16 Star U.S. Navy Boat Flag - Navy Yard Charleston, 1850's.
This is a U.S. Navy Boat Ensign (Boat Flag) from the Naval Yard in Boston, Massachusetts, 1854-63. According to the Flag House records, the ensign once belonged to an elderly man in Abbesville, Alabama. After his death the flag was found in an old sideboard. The elderly man told the individual who received the flag from him that his grandfather, a Southern sympathizer, owned many old pre-Revolutionary articles and in his work took many mules and horses into Virginia, a trip which may have required need of the flag. The elderly man explained that he was trading mules and horses from Virgina into Union lines.. The story implies these trips were some what frequent and his grandfather felt no danger but the flag was his back up increasing his chances to get thru the lines do his business and return home to Virginia. He found it convenient to take this flag with him on trips when he needed to cross into the Union lines and the confederates gave him no trouble when they heard his story..

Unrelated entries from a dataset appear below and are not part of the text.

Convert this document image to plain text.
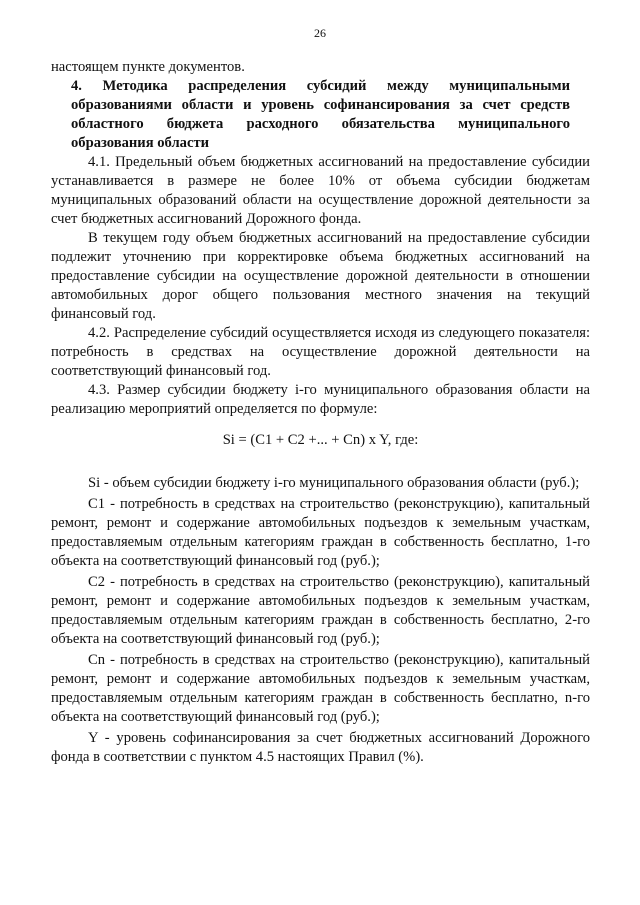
26

настоящем пункте документов.

4. Методика распределения субсидий между муниципальными образованиями области и уровень софинансирования за счет средств областного бюджета расходного обязательства муниципального образования области

4.1. Предельный объем бюджетных ассигнований на предоставление субсидии устанавливается в размере не более 10% от объема субсидии бюджетам муниципальных образований области на осуществление дорожной деятельности за счет бюджетных ассигнований Дорожного фонда.

В текущем году объем бюджетных ассигнований на предоставление субсидии подлежит уточнению при корректировке объема бюджетных ассигнований на предоставление субсидии на осуществление дорожной деятельности в отношении автомобильных дорог общего пользования местного значения на текущий финансовый год.

4.2. Распределение субсидий осуществляется исходя из следующего показателя: потребность в средствах на осуществление дорожной деятельности на соответствующий финансовый год.

4.3. Размер субсидии бюджету i-го муниципального образования области на реализацию мероприятий определяется по формуле:

Si = (C1 + C2 +... + Cn) x Y, где:

Si - объем субсидии бюджету i-го муниципального образования области (руб.);

C1 - потребность в средствах на строительство (реконструкцию), капитальный ремонт, ремонт и содержание автомобильных подъездов к земельным участкам, предоставляемым отдельным категориям граждан в собственность бесплатно, 1-го объекта на соответствующий финансовый год (руб.);

C2 - потребность в средствах на строительство (реконструкцию), капитальный ремонт, ремонт и содержание автомобильных подъездов к земельным участкам, предоставляемым отдельным категориям граждан в собственность бесплатно, 2-го объекта на соответствующий финансовый год (руб.);

Cn - потребность в средствах на строительство (реконструкцию), капитальный ремонт, ремонт и содержание автомобильных подъездов к земельным участкам, предоставляемым отдельным категориям граждан в собственность бесплатно, n-го объекта на соответствующий финансовый год (руб.);

Y - уровень софинансирования за счет бюджетных ассигнований Дорожного фонда в соответствии с пунктом 4.5 настоящих Правил (%).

The field is composed of thirteen alternating, horizontal, red and white wool/bunting stripes, stitched together by hand. The top and bottoms stripes are red. Inset into the upper hoist corner and extending through seven stripes is a dark blue wool/bunting union canton 23.5" x 20.5". 16 white cotton, 5-pointed stars, each 3" across, are hand sewn on the obverse and reverse sides in four horizontal rows of four stars each. The flag is finished with a 2" wide white linen canvas heading bearing a hand sewn button hole eyelet at each end. Marked in ink upon the heading are the inscriptions: "6 Ft. BOAT ENSIGN" and "N Y C" (the latter indicating manufacture at the United States Naval Yard at Charlestown (Boston Harbor).
Exhibition History:
Second Presidio Exhibit, 2003 GALLERY III
(ZFC0029)
16-Star United States Navy Boat Flag
Provenance:
• Navy Yard Charleston, Boston, Mass., 1850s.
• Used by unnamed Southern sympathizer in Abbesville, Alabama, 1861- 1865.

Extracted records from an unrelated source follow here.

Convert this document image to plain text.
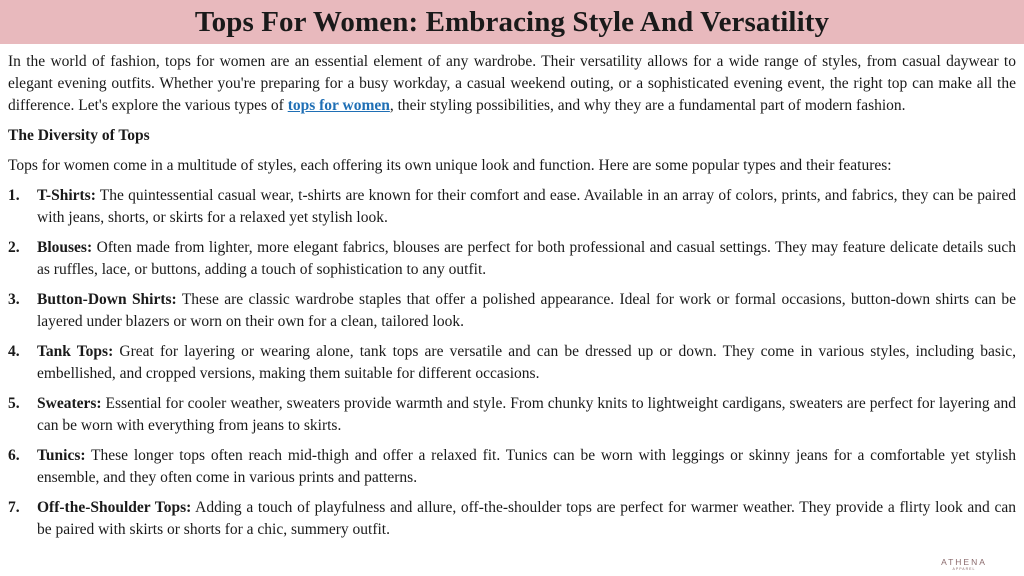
Tops For Women: Embracing Style And Versatility

In the world of fashion, tops for women are an essential element of any wardrobe. Their versatility allows for a wide range of styles, from casual daywear to elegant evening outfits. Whether you're preparing for a busy workday, a casual weekend outing, or a sophisticated evening event, the right top can make all the difference. Let's explore the various types of tops for women, their styling possibilities, and why they are a fundamental part of modern fashion.

The Diversity of Tops

Tops for women come in a multitude of styles, each offering its own unique look and function. Here are some popular types and their features:

1. T-Shirts: The quintessential casual wear, t-shirts are known for their comfort and ease. Available in an array of colors, prints, and fabrics, they can be paired with jeans, shorts, or skirts for a relaxed yet stylish look.
2. Blouses: Often made from lighter, more elegant fabrics, blouses are perfect for both professional and casual settings. They may feature delicate details such as ruffles, lace, or buttons, adding a touch of sophistication to any outfit.
3. Button-Down Shirts: These are classic wardrobe staples that offer a polished appearance. Ideal for work or formal occasions, button-down shirts can be layered under blazers or worn on their own for a clean, tailored look.
4. Tank Tops: Great for layering or wearing alone, tank tops are versatile and can be dressed up or down. They come in various styles, including basic, embellished, and cropped versions, making them suitable for different occasions.
5. Sweaters: Essential for cooler weather, sweaters provide warmth and style. From chunky knits to lightweight cardigans, sweaters are perfect for layering and can be worn with everything from jeans to skirts.
6. Tunics: These longer tops often reach mid-thigh and offer a relaxed fit. Tunics can be worn with leggings or skinny jeans for a comfortable yet stylish ensemble, and they often come in various prints and patterns.
7. Off-the-Shoulder Tops: Adding a touch of playfulness and allure, off-the-shoulder tops are perfect for warmer weather. They provide a flirty look and can be paired with skirts or shorts for a chic, summery outfit.
ATHENA
APPAREL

• By descent to Colonel & Mrs. Jesse J. Hinson, Baltimore, MD, until 1966.
• Gifted to The Star Spangled Banner Flag House & Museum, until 1996.
• Acquired by the Zaricor Flag Collection from the Star-Spangled Banner Flag House Collection of Baltimore, MD. in 1996.
Publication History:
Cooper, Grace Rogers, Thirteen Star Flags: Keys to Identification. Washington D.C., 1973, pp. 33-34.
Madaus, Howard M., Dr, Whitney Smith, The American Flag: Two Centuries of Concord and Conflict. Santa Cruz: VZ Publications, 2006, p. 67.
Provenance:
Acquired by the Zaricor Flag Collection (ZFC0029) in 1996 from the Star-Spangled Banner Flag House Collection of Baltimore, MD.